Daily Press (Sunday)

Happiness Report reveals world resilient in pandemic

- By David Keyton

STOCKHOLM — The coronaviru­s brought a year of fear and anxiety, loneliness and lockdown, and illness and death, but an annual report on happiness around the world released Friday suggests the pandemic has not crushed people’s spirits.

The editors of the 2021 World Happiness Report found that while emotions changed as the pandemic set in, longer-term satisfacti­on with life was less affected.

The annual report, produced by the U.N Sustainabl­e Develop - ment Solutions Network, ranks 149 countries based on gross domestic product per person, healthy life expectancy and the opinions of residents. Surveys ask respondent­s to indicate on a scale of one to 10 how much social support they feel they have if something goes wrong, their freedom to make their own life choices, their sense of how corrupt their society is and how generous they are.

Due to the pandemic, the surveys were done in slightly fewer than 100 countries for this year’s World Happiness Report, the ninth one compiled since the project started. Index rankings for the other nations were based on estimates from past data.

The results from both methods had European countries occupying nine of the top 10 spots on the list of the word’s happiest places, with New Zealand rounding out the group. The top 10 countries are Finland, Denmark, Switzerlan­d, Iceland, the Netherland­s, Norway, Sweden, Luxembourg, New Zealand and Austria.

It was the fourth consecutiv­e year that Finland came out on top. The United States, which was at No. 13 five years ago, slipped one spot to 19th place. On a shortened list ranking only those countries surveyed, the U.S. placed 14th.

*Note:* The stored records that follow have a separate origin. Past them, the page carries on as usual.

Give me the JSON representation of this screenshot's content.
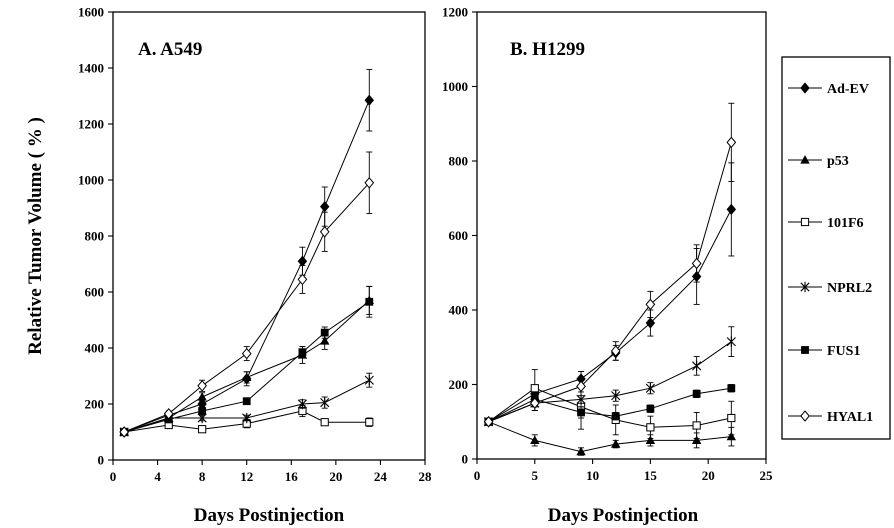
{
  "chart_data": [
    {
      "type": "line",
      "title": "A. A549",
      "xlabel": "Days Postinjection",
      "ylabel": "Relative Tumor Volume ( % )",
      "xlim": [
        0,
        28
      ],
      "ylim": [
        0,
        1600
      ],
      "xticks": [
        "0",
        "4",
        "8",
        "12",
        "16",
        "20",
        "24",
        "28"
      ],
      "yticks": [
        "0",
        "200",
        "400",
        "600",
        "800",
        "1000",
        "1200",
        "1400",
        "1600"
      ],
      "grid": false,
      "x": [
        1,
        5,
        8,
        12,
        17,
        19,
        23
      ],
      "series": [
        {
          "name": "Ad-EV",
          "values": [
            100,
            160,
            200,
            290,
            710,
            905,
            1285
          ],
          "errors": [
            0,
            10,
            20,
            25,
            50,
            70,
            110
          ]
        },
        {
          "name": "p53",
          "values": [
            100,
            150,
            225,
            295,
            375,
            425,
            570
          ],
          "errors": [
            0,
            10,
            15,
            20,
            30,
            30,
            50
          ]
        },
        {
          "name": "101F6",
          "values": [
            100,
            125,
            110,
            130,
            175,
            135,
            135
          ],
          "errors": [
            0,
            10,
            10,
            15,
            20,
            10,
            15
          ]
        },
        {
          "name": "NPRL2",
          "values": [
            100,
            150,
            150,
            150,
            200,
            205,
            285
          ],
          "errors": [
            0,
            10,
            10,
            10,
            15,
            20,
            25
          ]
        },
        {
          "name": "FUS1",
          "values": [
            100,
            145,
            175,
            210,
            385,
            455,
            565
          ],
          "errors": [
            0,
            10,
            15,
            10,
            20,
            20,
            55
          ]
        },
        {
          "name": "HYAL1",
          "values": [
            100,
            165,
            265,
            380,
            645,
            815,
            990
          ],
          "errors": [
            0,
            10,
            20,
            25,
            50,
            70,
            110
          ]
        }
      ]
    },
    {
      "type": "line",
      "title": "B. H1299",
      "xlabel": "Days Postinjection",
      "ylabel": "",
      "xlim": [
        0,
        25
      ],
      "ylim": [
        0,
        1200
      ],
      "xticks": [
        "0",
        "5",
        "10",
        "15",
        "20",
        "25"
      ],
      "yticks": [
        "0",
        "200",
        "400",
        "600",
        "800",
        "1000",
        "1200"
      ],
      "grid": false,
      "x": [
        1,
        5,
        9,
        12,
        15,
        19,
        22
      ],
      "series": [
        {
          "name": "Ad-EV",
          "values": [
            100,
            175,
            215,
            285,
            365,
            490,
            670
          ],
          "errors": [
            0,
            20,
            20,
            20,
            35,
            75,
            125
          ]
        },
        {
          "name": "p53",
          "values": [
            100,
            50,
            20,
            40,
            50,
            50,
            60
          ],
          "errors": [
            0,
            15,
            10,
            10,
            15,
            20,
            25
          ]
        },
        {
          "name": "101F6",
          "values": [
            100,
            190,
            140,
            105,
            85,
            90,
            110
          ],
          "errors": [
            0,
            50,
            60,
            40,
            30,
            35,
            45
          ]
        },
        {
          "name": "NPRL2",
          "values": [
            100,
            150,
            160,
            170,
            190,
            250,
            315
          ],
          "errors": [
            0,
            20,
            20,
            15,
            15,
            25,
            40
          ]
        },
        {
          "name": "FUS1",
          "values": [
            100,
            160,
            125,
            115,
            135,
            175,
            190
          ],
          "errors": [
            0,
            20,
            15,
            10,
            10,
            10,
            10
          ]
        },
        {
          "name": "HYAL1",
          "values": [
            100,
            150,
            195,
            290,
            415,
            525,
            850
          ],
          "errors": [
            0,
            20,
            25,
            25,
            35,
            50,
            105
          ]
        }
      ]
    }
  ],
  "legend": {
    "placement": "right",
    "items": [
      {
        "label": "Ad-EV",
        "marker": "filled-diamond"
      },
      {
        "label": "p53",
        "marker": "filled-triangle"
      },
      {
        "label": "101F6",
        "marker": "open-square"
      },
      {
        "label": "NPRL2",
        "marker": "star"
      },
      {
        "label": "FUS1",
        "marker": "filled-square"
      },
      {
        "label": "HYAL1",
        "marker": "open-diamond"
      }
    ]
  }
}
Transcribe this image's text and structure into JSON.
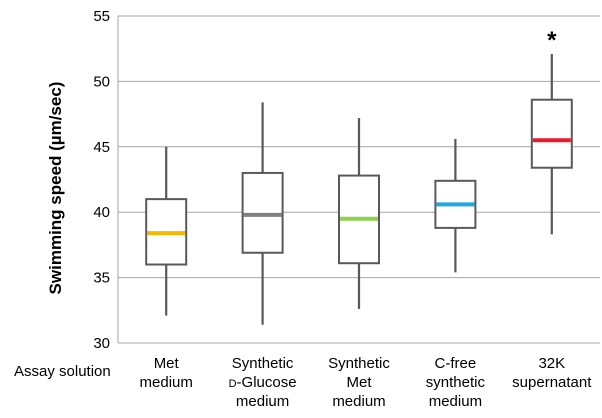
{
  "chart_data": {
    "type": "box",
    "ylabel": "Swimming speed (µm/sec)",
    "xlabel": "Assay solution",
    "ylim": [
      30,
      55
    ],
    "yticks": [
      "30",
      "35",
      "40",
      "45",
      "50",
      "55"
    ],
    "grid": "horizontal",
    "categories": [
      {
        "lines": [
          "Met",
          "medium"
        ]
      },
      {
        "lines": [
          "Synthetic",
          "D-Glucose",
          "medium"
        ],
        "smallcaps_prefix": "D"
      },
      {
        "lines": [
          "Synthetic",
          "Met",
          "medium"
        ]
      },
      {
        "lines": [
          "C-free",
          "synthetic",
          "medium"
        ]
      },
      {
        "lines": [
          "32K",
          "supernatant"
        ]
      }
    ],
    "boxes": [
      {
        "min": 32.1,
        "q1": 36.0,
        "median": 38.4,
        "q3": 41.0,
        "max": 45.0,
        "median_color": "#f5b800",
        "annotation": ""
      },
      {
        "min": 31.4,
        "q1": 36.9,
        "median": 39.8,
        "q3": 43.0,
        "max": 48.4,
        "median_color": "#7f7f7f",
        "annotation": ""
      },
      {
        "min": 32.6,
        "q1": 36.1,
        "median": 39.5,
        "q3": 42.8,
        "max": 47.2,
        "median_color": "#8fd14f",
        "annotation": ""
      },
      {
        "min": 35.4,
        "q1": 38.8,
        "median": 40.6,
        "q3": 42.4,
        "max": 45.6,
        "median_color": "#1ea7e1",
        "annotation": ""
      },
      {
        "min": 38.3,
        "q1": 43.4,
        "median": 45.5,
        "q3": 48.6,
        "max": 52.1,
        "median_color": "#e8192c",
        "annotation": "*"
      }
    ]
  }
}
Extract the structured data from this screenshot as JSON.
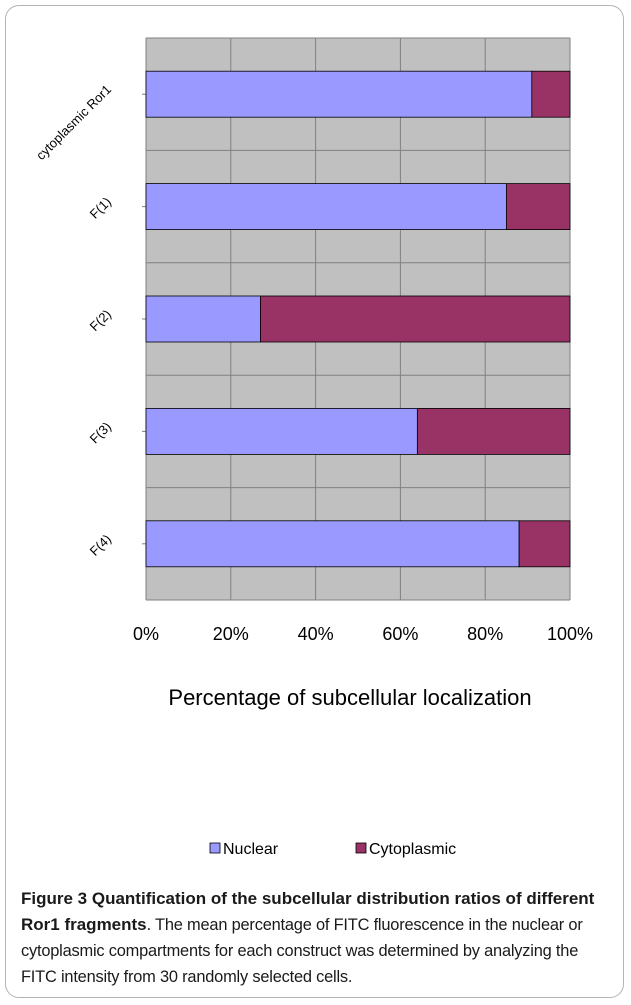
{
  "chart_data": {
    "type": "bar",
    "orientation": "horizontal",
    "stacked": true,
    "normalized": true,
    "categories": [
      "cytoplasmic Ror1",
      "F(1)",
      "F(2)",
      "F(3)",
      "F(4)"
    ],
    "series": [
      {
        "name": "Nuclear",
        "color": "#9999ff",
        "values": [
          91,
          85,
          27,
          64,
          88
        ]
      },
      {
        "name": "Cytoplasmic",
        "color": "#993366",
        "values": [
          9,
          15,
          73,
          36,
          12
        ]
      }
    ],
    "xlabel": "Percentage of subcellular localization",
    "xlim": [
      0,
      100
    ],
    "xticks": [
      "0%",
      "20%",
      "40%",
      "60%",
      "80%",
      "100%"
    ],
    "grid": true,
    "plot_background": "#c0c0c0",
    "legend_position": "bottom"
  },
  "caption": {
    "label": "Figure 3",
    "title": "Quantification of the subcellular distribution ratios of different Ror1 fragments",
    "text": ". The mean percentage of FITC fluorescence in the nuclear or cytoplasmic compartments for each construct was determined by analyzing the FITC intensity from 30 randomly selected cells."
  }
}
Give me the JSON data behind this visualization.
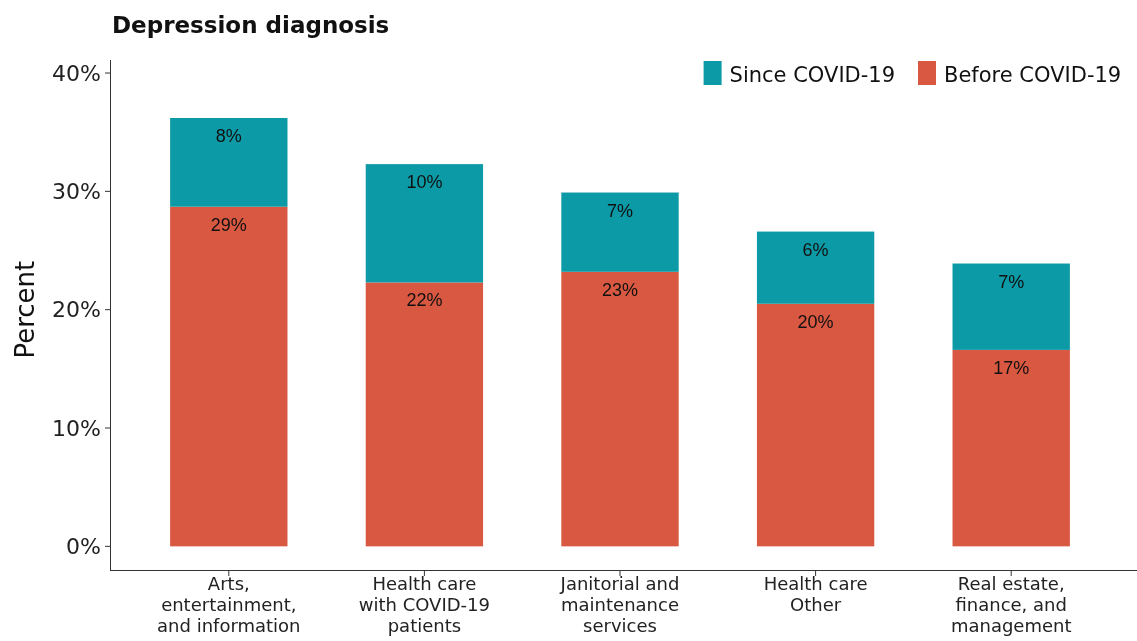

Finland’s comparativ­e success in curbing COVID19 may have contribute­d to the enduring trust the country’s people have in their government. The country took rapid and extensive measures to stop the spread of the virus and has one of Europe’s lowest COVID-19 mortality rates.

Issues that affect the well-being of people living in the United States include racial tensions and growing income inequality between the richest and poorest residents, happiness experts say.